Chest X-ray was the most performed radiology procedure (91%), with 70% of the chest X-rays showing new abnormalities. Only 48% of the patients had a non-contrast chest CT scan or high-resolution chest CT, and all were reported as abnormal. Findings on the CT scans were heterogeneous, ranging from bilateral reticular interstitial opacification, to extensive diffuse patchy ground glass opacities, bilateral pleural effusions, mosaic interstitial changes, bilateral upper lobe interstitial thickening, atelectasis, ground-glass nodularity, etc.

Seventy-six percent (19/25) of the patients had an initial procalcitonin (PCT) level <0.5 ng/mL (Table 1). β-D-glucan (BDG) was positive in 45% (9/20) of the patients (assay cut-off for positive report was ≥80 pg/mL). There was no difference in in-hospital fatality between patients with positive BDG and those with negative results. Similarly, there was no difference in fatality rates between patients with PCT <0.5 ng/mL compared to those with ≥0.5 ng/mL. Conversely, patients who died in hospital had a statistically significant higher total white blood cell and neutrophil count. However, statistical difference was not observed following a multivariate logistic regression that adjusted for age and underlying medical conditions.
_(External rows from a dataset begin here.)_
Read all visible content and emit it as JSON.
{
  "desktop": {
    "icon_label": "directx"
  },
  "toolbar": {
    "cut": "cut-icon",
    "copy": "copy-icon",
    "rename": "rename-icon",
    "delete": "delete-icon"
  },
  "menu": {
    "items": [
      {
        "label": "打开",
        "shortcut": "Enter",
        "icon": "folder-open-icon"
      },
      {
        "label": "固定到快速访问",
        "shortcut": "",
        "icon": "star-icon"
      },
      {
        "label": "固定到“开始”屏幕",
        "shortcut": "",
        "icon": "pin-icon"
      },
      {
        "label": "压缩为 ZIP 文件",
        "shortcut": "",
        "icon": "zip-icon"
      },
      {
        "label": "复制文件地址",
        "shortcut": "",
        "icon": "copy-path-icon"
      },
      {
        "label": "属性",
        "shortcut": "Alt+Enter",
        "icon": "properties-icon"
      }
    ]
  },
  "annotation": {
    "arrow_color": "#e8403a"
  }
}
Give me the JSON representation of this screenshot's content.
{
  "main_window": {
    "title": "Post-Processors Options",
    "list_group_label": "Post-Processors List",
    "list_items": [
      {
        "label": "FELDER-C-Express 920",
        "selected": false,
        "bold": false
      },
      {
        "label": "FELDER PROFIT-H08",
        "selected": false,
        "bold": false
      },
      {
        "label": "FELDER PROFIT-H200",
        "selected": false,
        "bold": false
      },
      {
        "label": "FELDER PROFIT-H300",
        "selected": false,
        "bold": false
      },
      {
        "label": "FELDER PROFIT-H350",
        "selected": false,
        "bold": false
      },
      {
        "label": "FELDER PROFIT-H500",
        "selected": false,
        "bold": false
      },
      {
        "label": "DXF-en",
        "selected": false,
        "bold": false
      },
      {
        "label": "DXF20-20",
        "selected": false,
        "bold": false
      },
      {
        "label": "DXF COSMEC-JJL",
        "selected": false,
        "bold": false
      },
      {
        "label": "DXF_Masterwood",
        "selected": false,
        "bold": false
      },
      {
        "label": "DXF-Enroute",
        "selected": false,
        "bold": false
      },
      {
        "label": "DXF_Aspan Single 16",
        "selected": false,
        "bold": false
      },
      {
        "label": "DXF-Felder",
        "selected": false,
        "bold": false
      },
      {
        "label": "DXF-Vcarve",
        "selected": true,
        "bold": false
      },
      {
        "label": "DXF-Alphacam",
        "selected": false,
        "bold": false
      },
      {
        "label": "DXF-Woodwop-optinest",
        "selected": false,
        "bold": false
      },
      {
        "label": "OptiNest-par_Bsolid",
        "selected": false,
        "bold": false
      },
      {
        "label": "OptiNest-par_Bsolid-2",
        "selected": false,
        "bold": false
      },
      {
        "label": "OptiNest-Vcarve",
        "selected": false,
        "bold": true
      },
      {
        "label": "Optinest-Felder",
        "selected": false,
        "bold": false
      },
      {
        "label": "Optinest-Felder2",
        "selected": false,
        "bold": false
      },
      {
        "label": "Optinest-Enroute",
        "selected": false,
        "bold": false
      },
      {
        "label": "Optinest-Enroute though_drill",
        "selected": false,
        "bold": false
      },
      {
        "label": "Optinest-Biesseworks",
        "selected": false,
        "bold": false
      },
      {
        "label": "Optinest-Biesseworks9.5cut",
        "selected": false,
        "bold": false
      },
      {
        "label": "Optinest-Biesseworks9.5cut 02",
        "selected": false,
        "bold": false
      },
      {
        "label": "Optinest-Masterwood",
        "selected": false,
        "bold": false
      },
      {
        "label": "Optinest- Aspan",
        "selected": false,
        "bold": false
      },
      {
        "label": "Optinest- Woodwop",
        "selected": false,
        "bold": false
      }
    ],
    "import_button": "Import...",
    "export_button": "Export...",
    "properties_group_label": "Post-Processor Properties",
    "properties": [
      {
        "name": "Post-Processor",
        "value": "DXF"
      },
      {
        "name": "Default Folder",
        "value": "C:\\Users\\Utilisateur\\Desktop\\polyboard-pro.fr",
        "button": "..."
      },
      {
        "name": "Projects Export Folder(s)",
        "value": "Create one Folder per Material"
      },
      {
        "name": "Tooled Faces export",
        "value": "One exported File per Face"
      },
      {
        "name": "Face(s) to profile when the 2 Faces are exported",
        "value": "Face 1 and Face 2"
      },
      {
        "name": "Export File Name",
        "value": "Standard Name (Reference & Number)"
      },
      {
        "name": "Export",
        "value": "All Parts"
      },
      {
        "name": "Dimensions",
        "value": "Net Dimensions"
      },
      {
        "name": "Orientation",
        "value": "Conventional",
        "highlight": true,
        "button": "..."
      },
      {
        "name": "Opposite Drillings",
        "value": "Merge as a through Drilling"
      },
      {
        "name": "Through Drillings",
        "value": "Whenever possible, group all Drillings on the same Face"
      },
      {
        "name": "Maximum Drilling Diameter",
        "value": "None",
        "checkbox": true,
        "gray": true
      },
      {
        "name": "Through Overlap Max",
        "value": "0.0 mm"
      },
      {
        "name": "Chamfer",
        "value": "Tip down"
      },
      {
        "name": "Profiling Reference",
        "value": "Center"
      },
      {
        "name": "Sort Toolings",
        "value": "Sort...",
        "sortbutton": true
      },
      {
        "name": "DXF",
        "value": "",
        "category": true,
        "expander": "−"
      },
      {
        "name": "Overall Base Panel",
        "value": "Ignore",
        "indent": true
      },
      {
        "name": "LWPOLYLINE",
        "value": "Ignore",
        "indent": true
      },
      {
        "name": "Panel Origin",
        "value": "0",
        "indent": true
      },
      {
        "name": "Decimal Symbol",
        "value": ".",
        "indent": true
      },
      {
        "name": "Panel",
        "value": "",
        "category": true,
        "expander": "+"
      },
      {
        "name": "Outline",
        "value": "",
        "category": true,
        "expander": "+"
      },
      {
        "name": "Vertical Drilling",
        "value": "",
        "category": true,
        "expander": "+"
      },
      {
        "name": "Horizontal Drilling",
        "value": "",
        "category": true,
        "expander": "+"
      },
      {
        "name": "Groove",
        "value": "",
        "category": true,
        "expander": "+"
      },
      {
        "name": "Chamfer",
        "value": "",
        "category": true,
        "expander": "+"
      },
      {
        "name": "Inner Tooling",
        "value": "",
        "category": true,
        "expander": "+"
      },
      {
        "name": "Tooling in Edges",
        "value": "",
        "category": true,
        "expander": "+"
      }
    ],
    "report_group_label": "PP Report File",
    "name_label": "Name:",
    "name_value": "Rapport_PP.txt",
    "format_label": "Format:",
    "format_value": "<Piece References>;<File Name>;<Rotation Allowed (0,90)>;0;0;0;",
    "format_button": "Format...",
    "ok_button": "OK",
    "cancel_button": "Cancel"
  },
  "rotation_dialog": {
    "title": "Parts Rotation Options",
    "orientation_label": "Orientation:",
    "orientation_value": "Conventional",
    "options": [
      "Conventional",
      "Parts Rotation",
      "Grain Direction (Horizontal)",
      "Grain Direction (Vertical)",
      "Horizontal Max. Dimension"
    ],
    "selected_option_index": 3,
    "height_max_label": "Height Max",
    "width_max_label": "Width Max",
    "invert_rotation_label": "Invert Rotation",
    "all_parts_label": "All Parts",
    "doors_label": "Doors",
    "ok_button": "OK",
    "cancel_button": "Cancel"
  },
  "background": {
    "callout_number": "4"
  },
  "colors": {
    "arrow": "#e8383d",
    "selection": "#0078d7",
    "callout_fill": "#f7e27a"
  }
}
Sputum induction was performed in 18% of the cohort and a positive identification of the P. jirovecii DNA was noted in 50% of the patients. Conversely, bronchoscopy with bronchoalveolar lavage (BAL) was only undertaken in 39% of the patients. Detection of pathogen occurred in 85% of those patients. Forty-two percent of the patients had neither bronchoscopy nor sputum induction.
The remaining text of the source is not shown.